Nama Penulis :
Muhamad Ali Shodiqi (14/369546/TP/11138)
An Naafi Yuliati Lathifah (14/365849/TP/11042)
Pendahuluan
Jumlah penduduk yang bertambah serta pola konsumsi masyarakat yang
meningkat telah mendorong konsumsi daging nasional dari tahun ke tahun.
Berdasarkan SUSENAS (2014), rata-rata tingkat konsumsi daging sapi
masyarakat Indonesia adalah 2,08 kg per kapita per tahun. Angka ini termasuk
sedikit karena daya beli masyarakat yang masih rendah. Walaupun begitu angka
ini terus mengalami peningkatan dimana persen rerata peningkatan yaitu 10,28 %
sejak tahun 1993-2014. Kedepan, angka ini akan lebih cepat meningkat
dikarenakan Pemerintah telah mencanangkan swasembada daging sapi melalui
Rencana Strategis Kementerian Pertanian 2015-2019. Selain itu, konsumsi daging
kedepan juga akan meningkat dimana menurut McKinsey Global Institute,
konsumen dengan daya beli tinggi di Indonesia pada tahun 2030 diperkirakan
akan tumbuh pesat mencapai 135 juta jiwa.

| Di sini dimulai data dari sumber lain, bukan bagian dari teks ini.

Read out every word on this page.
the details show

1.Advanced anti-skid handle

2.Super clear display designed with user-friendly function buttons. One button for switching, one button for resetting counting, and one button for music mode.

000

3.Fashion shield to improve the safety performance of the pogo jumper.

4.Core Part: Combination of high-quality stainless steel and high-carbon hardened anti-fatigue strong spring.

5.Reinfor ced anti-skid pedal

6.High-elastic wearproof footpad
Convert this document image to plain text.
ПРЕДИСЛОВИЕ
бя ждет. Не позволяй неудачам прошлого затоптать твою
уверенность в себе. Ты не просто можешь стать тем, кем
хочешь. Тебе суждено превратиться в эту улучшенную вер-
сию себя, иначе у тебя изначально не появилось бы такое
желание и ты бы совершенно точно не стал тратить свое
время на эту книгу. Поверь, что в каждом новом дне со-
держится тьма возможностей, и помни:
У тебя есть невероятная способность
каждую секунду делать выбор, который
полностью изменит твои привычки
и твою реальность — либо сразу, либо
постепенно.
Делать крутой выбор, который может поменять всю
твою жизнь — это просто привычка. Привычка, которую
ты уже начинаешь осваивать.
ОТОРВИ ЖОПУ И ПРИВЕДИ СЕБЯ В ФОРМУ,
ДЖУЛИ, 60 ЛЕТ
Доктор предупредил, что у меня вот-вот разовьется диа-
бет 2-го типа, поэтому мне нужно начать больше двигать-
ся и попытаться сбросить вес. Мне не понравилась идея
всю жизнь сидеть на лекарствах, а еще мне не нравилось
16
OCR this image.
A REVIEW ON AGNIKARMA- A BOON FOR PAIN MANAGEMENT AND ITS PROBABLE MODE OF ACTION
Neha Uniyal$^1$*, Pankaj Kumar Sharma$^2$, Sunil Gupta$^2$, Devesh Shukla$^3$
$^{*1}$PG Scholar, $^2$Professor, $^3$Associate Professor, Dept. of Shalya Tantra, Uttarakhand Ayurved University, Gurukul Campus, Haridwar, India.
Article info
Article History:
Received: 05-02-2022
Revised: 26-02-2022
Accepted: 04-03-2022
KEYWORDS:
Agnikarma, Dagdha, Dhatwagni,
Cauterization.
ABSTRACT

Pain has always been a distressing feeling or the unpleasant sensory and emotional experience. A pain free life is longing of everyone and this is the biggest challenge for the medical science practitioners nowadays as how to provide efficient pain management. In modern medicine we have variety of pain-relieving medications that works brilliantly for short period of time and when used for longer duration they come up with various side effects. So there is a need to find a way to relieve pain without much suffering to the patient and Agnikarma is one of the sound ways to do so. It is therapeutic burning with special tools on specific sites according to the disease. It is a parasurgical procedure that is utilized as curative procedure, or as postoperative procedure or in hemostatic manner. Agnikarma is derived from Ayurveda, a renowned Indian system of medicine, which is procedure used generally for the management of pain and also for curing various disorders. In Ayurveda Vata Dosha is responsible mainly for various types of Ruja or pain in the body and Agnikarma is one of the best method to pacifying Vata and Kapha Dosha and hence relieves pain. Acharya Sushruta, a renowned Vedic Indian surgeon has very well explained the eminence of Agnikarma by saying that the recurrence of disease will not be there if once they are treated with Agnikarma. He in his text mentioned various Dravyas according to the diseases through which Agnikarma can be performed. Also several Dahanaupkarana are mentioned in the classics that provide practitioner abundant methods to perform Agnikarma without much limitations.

Dewasa ini, sistem rantai pasok konvensional pada daging sapi
mempunyai beberapa masalah dan tantangan kedepan. Sistem rantai pasok daging
sapi diketahui menghabiskan energi yang cukup besar. Energi tersebut digunakan
untuk melakukan penangan khusus daging sapi yang mempunyai karakteristik
mudah rusak baik karena fisik, mekanis, kimiawi dan biologi. Rantai pasokan
daging sapi juga memiliki dampak yang signifikan terhadap lingkungan. Dampak
itu terdapat pada setiap tingkat produksi seperti degradasi sumber daya alam
akibat pemberian pakan ternak, penggunaan lahan pada produksi primer,
konsumsi bahan bakar fosil, penggunaan air dan emisi gas rumah kaca (Rivera,
2014). Secara global, rantai pasokan daging sapi diperkirakan telah menghasilkan
emisi sekitar 35 persen dari emisi sektor peternakan (setara dengan 4,6 gigaton
CO2-eq) (Opio, 2013).
Pertumbuhan konsumsi daging Indonesia yang tinggi membawa pertanyaan
mengenai kesiapan pasokan energi dan penanganan dampak lingkungan untuk
sistem rantai pasok berkelanjutan. Ditengah krisis energi global, paradigma sistem
rantai pasok konvensional dengan menggunakan energi fosil dipastikan akan
membawa Indonesia ke dalam situasi kelangkaan energi dan lingkungan yang
buruk. Oleh karena itu diperlukan solusi untuk menjawab tantangan sistem rantai
pasok daging sapi yang ramah lingkungan dan berkelanjutan.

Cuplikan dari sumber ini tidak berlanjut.